Heat exhaustion is relatively common and includes symptoms such as dizziness, headaches and thirst. In most cases, it can be solved simply by unbuttoning your shirt collar, grabbing a cold beverage, and sitting down and relaxing for a few minutes.
“It’s somewhat unpleasant, but it’s not dangerous if your body overheats a little bit,” said Prescott, a physician and medical researcher. “Sure it can be a little scary and can cause a parent to panic if your child gets red-faced, but typically the answer is no more complex than: cool them off.”
At the heart of any heat-related illness is your body’s ability to maintain its core temperature. As the surrounding environment outdoors warms up, so does the body.
By constantly pumping blood to the skin and increasing the production of sweat, the body maintains its normal internal temperature, typically 98.6 degrees Fahrenheit. This process serves to promote heat loss, but when the rate of heat gain overwhelms the body’s ability to cool itself, it can result in a number of heat-related issues.
“A lot of the times, we might feel uncomfortable in the heat, but our core temperature actually hasn’t gone up more than a trivial amount,” said Prescott.
In heat stroke, however, the body loses control of temperature regulation and the internal thermostat begins to soar.

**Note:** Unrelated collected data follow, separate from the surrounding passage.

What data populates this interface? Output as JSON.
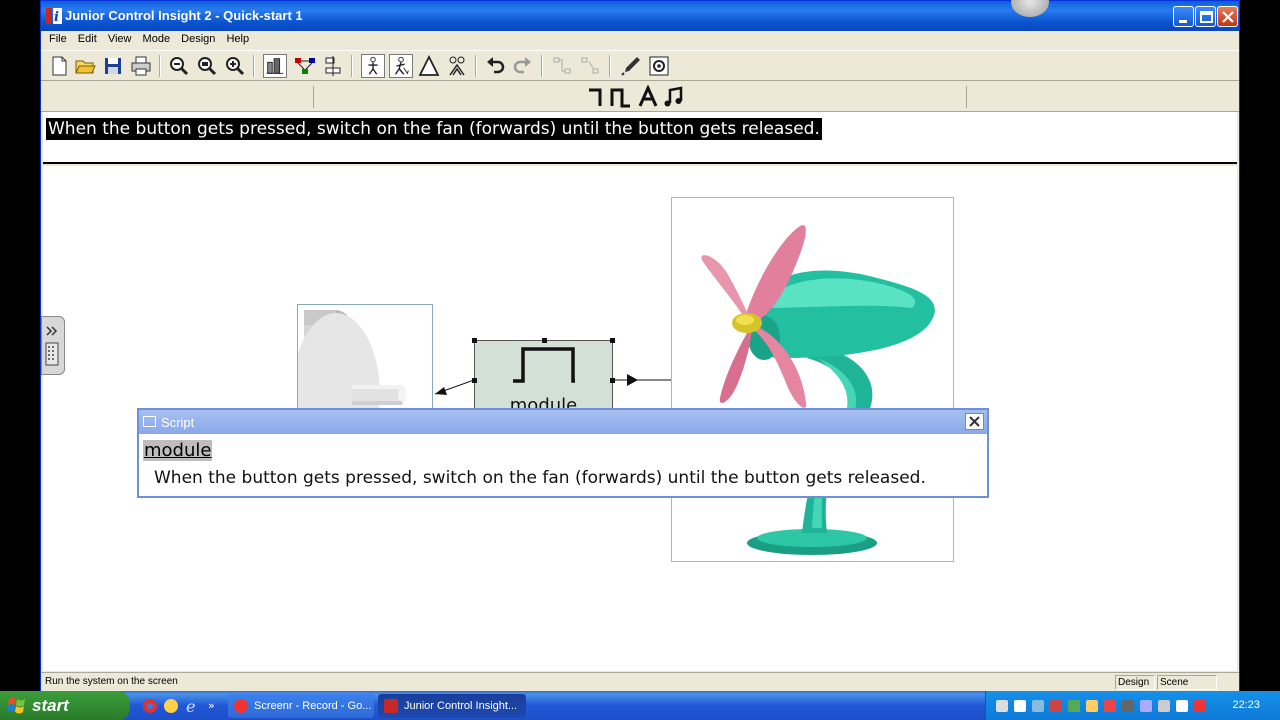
{
  "window": {
    "title": "Junior Control Insight 2 - Quick-start 1"
  },
  "menu": {
    "items": [
      "File",
      "Edit",
      "View",
      "Mode",
      "Design",
      "Help"
    ]
  },
  "toolbar": {
    "icons": [
      "new-icon",
      "open-icon",
      "save-icon",
      "print-icon",
      "zoom-out-icon",
      "zoom-fit-icon",
      "zoom-in-icon",
      "scene-icon",
      "connections-icon",
      "align-icon",
      "run-icon",
      "walk-icon",
      "triangle-icon",
      "animate-icon",
      "undo-icon",
      "redo-icon",
      "link-icon",
      "unlink-icon",
      "pen-icon",
      "settings-icon"
    ]
  },
  "description": {
    "text": "When the button gets pressed, switch on the fan (forwards) until the button gets released."
  },
  "module": {
    "label": "module"
  },
  "script": {
    "title": "Script",
    "heading": "module",
    "body": "When the button gets pressed, switch on the fan (forwards) until the button gets released."
  },
  "status": {
    "text": "Run the system on the screen",
    "mode": "Design",
    "view": "Scene"
  },
  "taskbar": {
    "start": "start",
    "tasks": [
      "Screenr - Record - Go...",
      "Junior Control Insight..."
    ],
    "clock": "22:23"
  }
}
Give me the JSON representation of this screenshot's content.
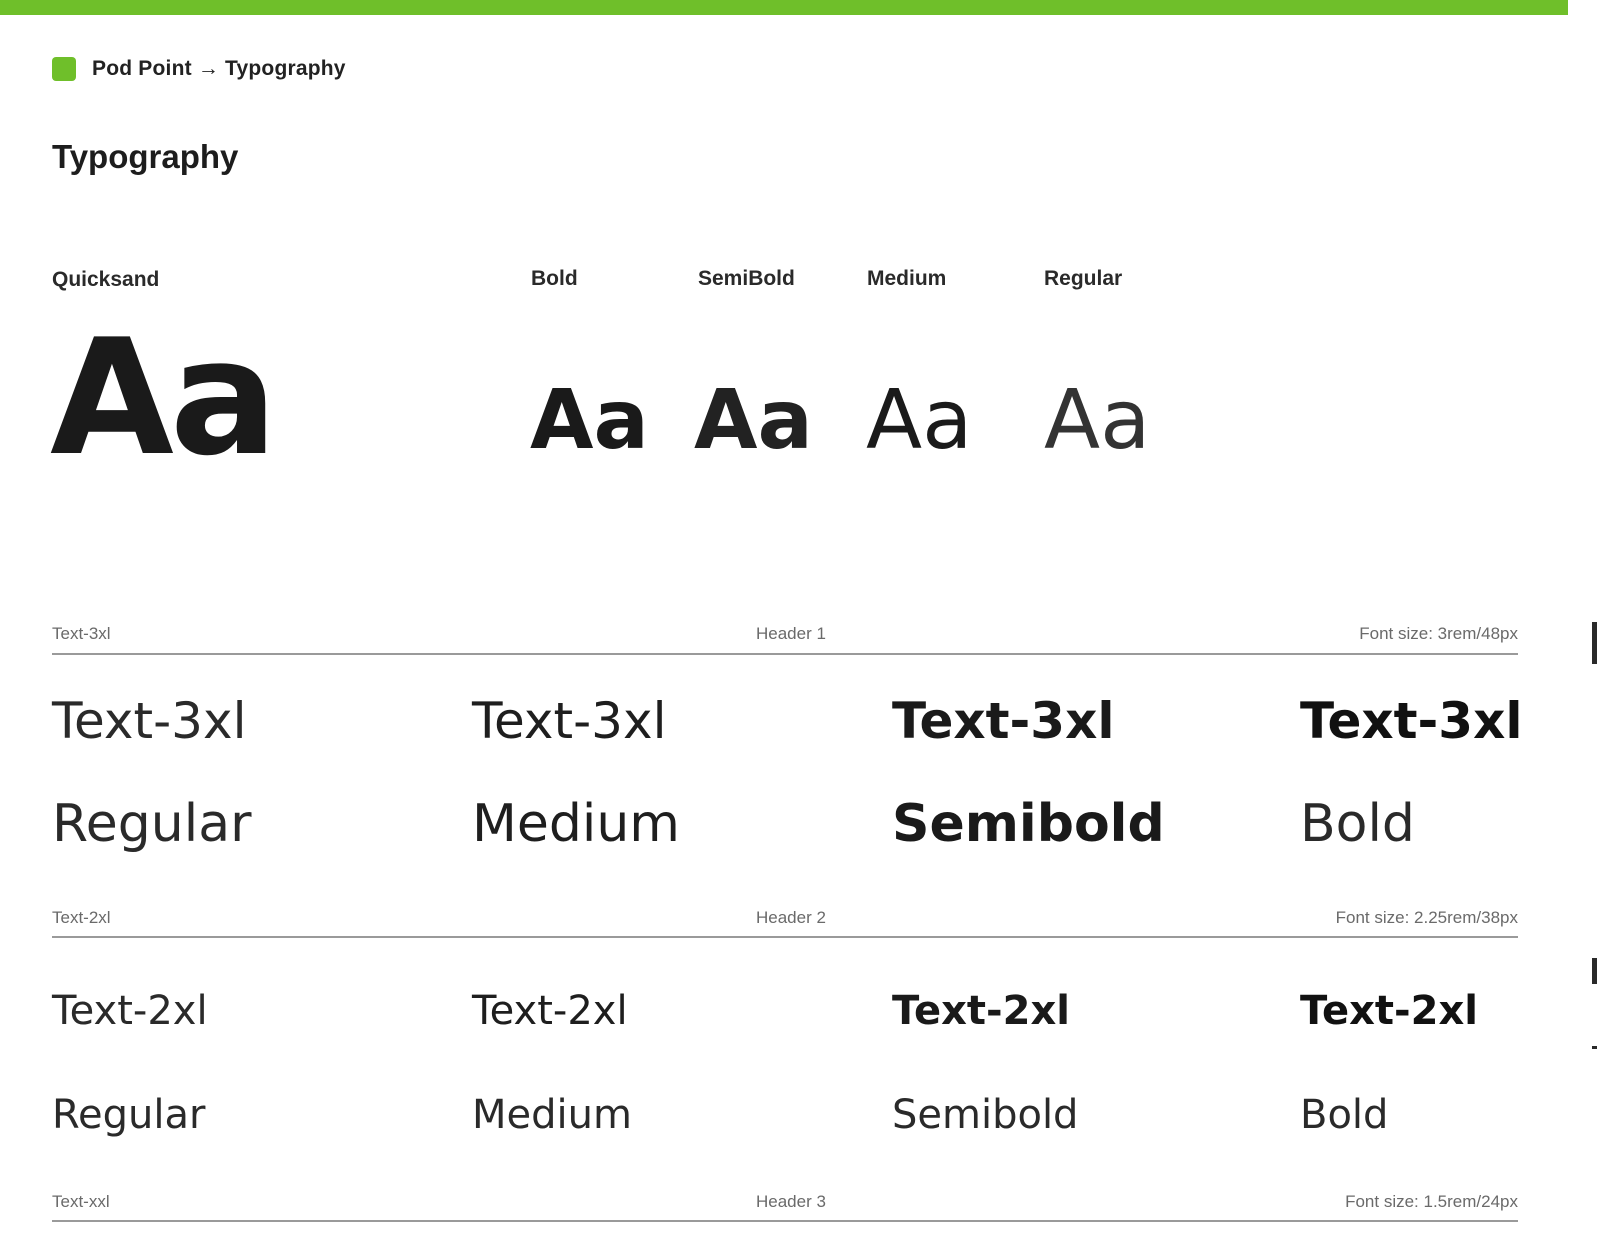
{
  "colors": {
    "accent": "#6fbf2a",
    "rule": "#9a9a9a",
    "text": "#1a1a1a"
  },
  "breadcrumb": {
    "text": "Pod Point → Typography"
  },
  "title": "Typography",
  "font_family_label": "Quicksand",
  "font_sample": "Aa",
  "weights": [
    {
      "label": "Bold",
      "sample": "Aa"
    },
    {
      "label": "SemiBold",
      "sample": "Aa"
    },
    {
      "label": "Medium",
      "sample": "Aa"
    },
    {
      "label": "Regular",
      "sample": "Aa"
    }
  ],
  "sections": [
    {
      "token": "Text-3xl",
      "role": "Header 1",
      "size_note": "Font size: 3rem/48px",
      "samples": [
        "Text-3xl",
        "Text-3xl",
        "Text-3xl",
        "Text-3xl"
      ],
      "weight_names": [
        "Regular",
        "Medium",
        "Semibold",
        "Bold"
      ]
    },
    {
      "token": "Text-2xl",
      "role": "Header 2",
      "size_note": "Font size: 2.25rem/38px",
      "samples": [
        "Text-2xl",
        "Text-2xl",
        "Text-2xl",
        "Text-2xl"
      ],
      "weight_names": [
        "Regular",
        "Medium",
        "Semibold",
        "Bold"
      ]
    },
    {
      "token": "Text-xxl",
      "role": "Header 3",
      "size_note": "Font size: 1.5rem/24px"
    }
  ]
}
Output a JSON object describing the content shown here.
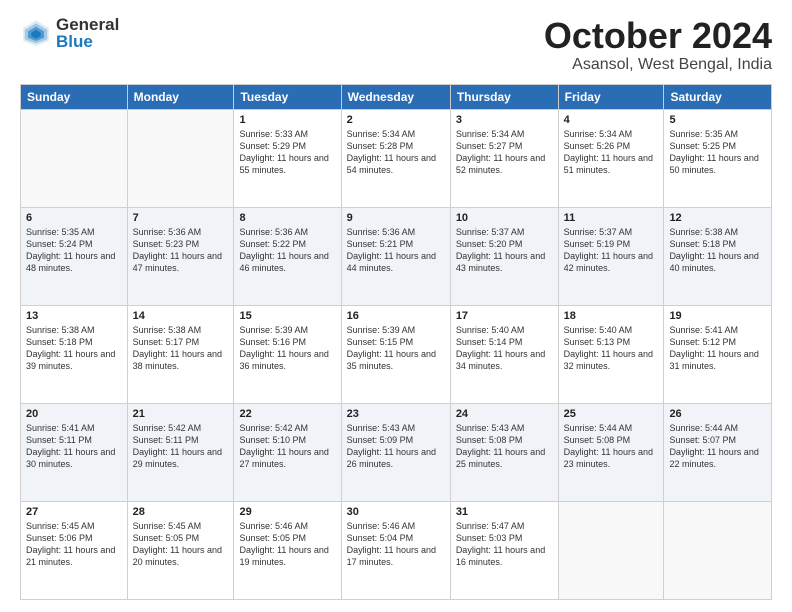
{
  "logo": {
    "general": "General",
    "blue": "Blue"
  },
  "title": "October 2024",
  "location": "Asansol, West Bengal, India",
  "days_of_week": [
    "Sunday",
    "Monday",
    "Tuesday",
    "Wednesday",
    "Thursday",
    "Friday",
    "Saturday"
  ],
  "weeks": [
    [
      {
        "day": "",
        "info": ""
      },
      {
        "day": "",
        "info": ""
      },
      {
        "day": "1",
        "info": "Sunrise: 5:33 AM\nSunset: 5:29 PM\nDaylight: 11 hours and 55 minutes."
      },
      {
        "day": "2",
        "info": "Sunrise: 5:34 AM\nSunset: 5:28 PM\nDaylight: 11 hours and 54 minutes."
      },
      {
        "day": "3",
        "info": "Sunrise: 5:34 AM\nSunset: 5:27 PM\nDaylight: 11 hours and 52 minutes."
      },
      {
        "day": "4",
        "info": "Sunrise: 5:34 AM\nSunset: 5:26 PM\nDaylight: 11 hours and 51 minutes."
      },
      {
        "day": "5",
        "info": "Sunrise: 5:35 AM\nSunset: 5:25 PM\nDaylight: 11 hours and 50 minutes."
      }
    ],
    [
      {
        "day": "6",
        "info": "Sunrise: 5:35 AM\nSunset: 5:24 PM\nDaylight: 11 hours and 48 minutes."
      },
      {
        "day": "7",
        "info": "Sunrise: 5:36 AM\nSunset: 5:23 PM\nDaylight: 11 hours and 47 minutes."
      },
      {
        "day": "8",
        "info": "Sunrise: 5:36 AM\nSunset: 5:22 PM\nDaylight: 11 hours and 46 minutes."
      },
      {
        "day": "9",
        "info": "Sunrise: 5:36 AM\nSunset: 5:21 PM\nDaylight: 11 hours and 44 minutes."
      },
      {
        "day": "10",
        "info": "Sunrise: 5:37 AM\nSunset: 5:20 PM\nDaylight: 11 hours and 43 minutes."
      },
      {
        "day": "11",
        "info": "Sunrise: 5:37 AM\nSunset: 5:19 PM\nDaylight: 11 hours and 42 minutes."
      },
      {
        "day": "12",
        "info": "Sunrise: 5:38 AM\nSunset: 5:18 PM\nDaylight: 11 hours and 40 minutes."
      }
    ],
    [
      {
        "day": "13",
        "info": "Sunrise: 5:38 AM\nSunset: 5:18 PM\nDaylight: 11 hours and 39 minutes."
      },
      {
        "day": "14",
        "info": "Sunrise: 5:38 AM\nSunset: 5:17 PM\nDaylight: 11 hours and 38 minutes."
      },
      {
        "day": "15",
        "info": "Sunrise: 5:39 AM\nSunset: 5:16 PM\nDaylight: 11 hours and 36 minutes."
      },
      {
        "day": "16",
        "info": "Sunrise: 5:39 AM\nSunset: 5:15 PM\nDaylight: 11 hours and 35 minutes."
      },
      {
        "day": "17",
        "info": "Sunrise: 5:40 AM\nSunset: 5:14 PM\nDaylight: 11 hours and 34 minutes."
      },
      {
        "day": "18",
        "info": "Sunrise: 5:40 AM\nSunset: 5:13 PM\nDaylight: 11 hours and 32 minutes."
      },
      {
        "day": "19",
        "info": "Sunrise: 5:41 AM\nSunset: 5:12 PM\nDaylight: 11 hours and 31 minutes."
      }
    ],
    [
      {
        "day": "20",
        "info": "Sunrise: 5:41 AM\nSunset: 5:11 PM\nDaylight: 11 hours and 30 minutes."
      },
      {
        "day": "21",
        "info": "Sunrise: 5:42 AM\nSunset: 5:11 PM\nDaylight: 11 hours and 29 minutes."
      },
      {
        "day": "22",
        "info": "Sunrise: 5:42 AM\nSunset: 5:10 PM\nDaylight: 11 hours and 27 minutes."
      },
      {
        "day": "23",
        "info": "Sunrise: 5:43 AM\nSunset: 5:09 PM\nDaylight: 11 hours and 26 minutes."
      },
      {
        "day": "24",
        "info": "Sunrise: 5:43 AM\nSunset: 5:08 PM\nDaylight: 11 hours and 25 minutes."
      },
      {
        "day": "25",
        "info": "Sunrise: 5:44 AM\nSunset: 5:08 PM\nDaylight: 11 hours and 23 minutes."
      },
      {
        "day": "26",
        "info": "Sunrise: 5:44 AM\nSunset: 5:07 PM\nDaylight: 11 hours and 22 minutes."
      }
    ],
    [
      {
        "day": "27",
        "info": "Sunrise: 5:45 AM\nSunset: 5:06 PM\nDaylight: 11 hours and 21 minutes."
      },
      {
        "day": "28",
        "info": "Sunrise: 5:45 AM\nSunset: 5:05 PM\nDaylight: 11 hours and 20 minutes."
      },
      {
        "day": "29",
        "info": "Sunrise: 5:46 AM\nSunset: 5:05 PM\nDaylight: 11 hours and 19 minutes."
      },
      {
        "day": "30",
        "info": "Sunrise: 5:46 AM\nSunset: 5:04 PM\nDaylight: 11 hours and 17 minutes."
      },
      {
        "day": "31",
        "info": "Sunrise: 5:47 AM\nSunset: 5:03 PM\nDaylight: 11 hours and 16 minutes."
      },
      {
        "day": "",
        "info": ""
      },
      {
        "day": "",
        "info": ""
      }
    ]
  ]
}
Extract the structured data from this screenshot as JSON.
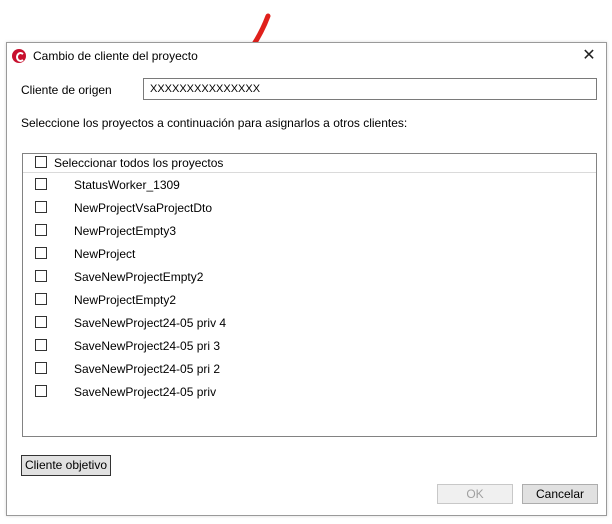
{
  "window": {
    "title": "Cambio de cliente del proyecto",
    "close_glyph": "✕"
  },
  "origin": {
    "label": "Cliente de origen",
    "value": "XXXXXXXXXXXXXXX"
  },
  "instructions": "Seleccione los proyectos a continuación para asignarlos a otros clientes:",
  "list": {
    "select_all_label": "Seleccionar todos los proyectos",
    "projects": [
      "StatusWorker_1309",
      "NewProjectVsaProjectDto",
      "NewProjectEmpty3",
      "NewProject",
      "SaveNewProjectEmpty2",
      "NewProjectEmpty2",
      "SaveNewProject24-05 priv 4",
      "SaveNewProject24-05 pri 3",
      "SaveNewProject24-05 pri 2",
      "SaveNewProject24-05 priv"
    ]
  },
  "buttons": {
    "target_client": "Cliente objetivo",
    "ok": "OK",
    "cancel": "Cancelar"
  },
  "colors": {
    "annotation_arrow": "#e0201b",
    "app_icon": "#c8102e"
  }
}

That’s when things get dangerous, particularly in children, who are more prone to seizures, as from a high fever with a viral infection. Prescott said the most likely and greatest danger here is brain damage.
“A lot of it has to do with where the water is, because it controls the temperature,” he said. “When you lose the ability to cool off, you’re in real trouble. If you stop sweating, your internal alarms are sounding.”
Luckily, heat stroke tends to take hours of exposure to push the body into a true danger zone.
Prescott’s advice on how to best protect yourself in the heat: don’t overdo it, use good judgment and listen to your body. Find shade, take advantage of fans and air conditioners when possible, and always allow your body to cool down before you go back out in the sun.
“If you’re sweating profusely, stop and take a drink. Your body will give you all the necessary warnings. It’s when you ignore them that you can get into danger.”
Prescott also said to use good sense with all outside activities during the summer months.
“If the only time you can mow your yard is during the heat of the day on Saturday, break it up into segments so you can step aside and cool off in between,” he said. “It also wouldn’t be wise to do your daily run at 5 p.m. during July. Run in the morning or, like me, don’t run at all.”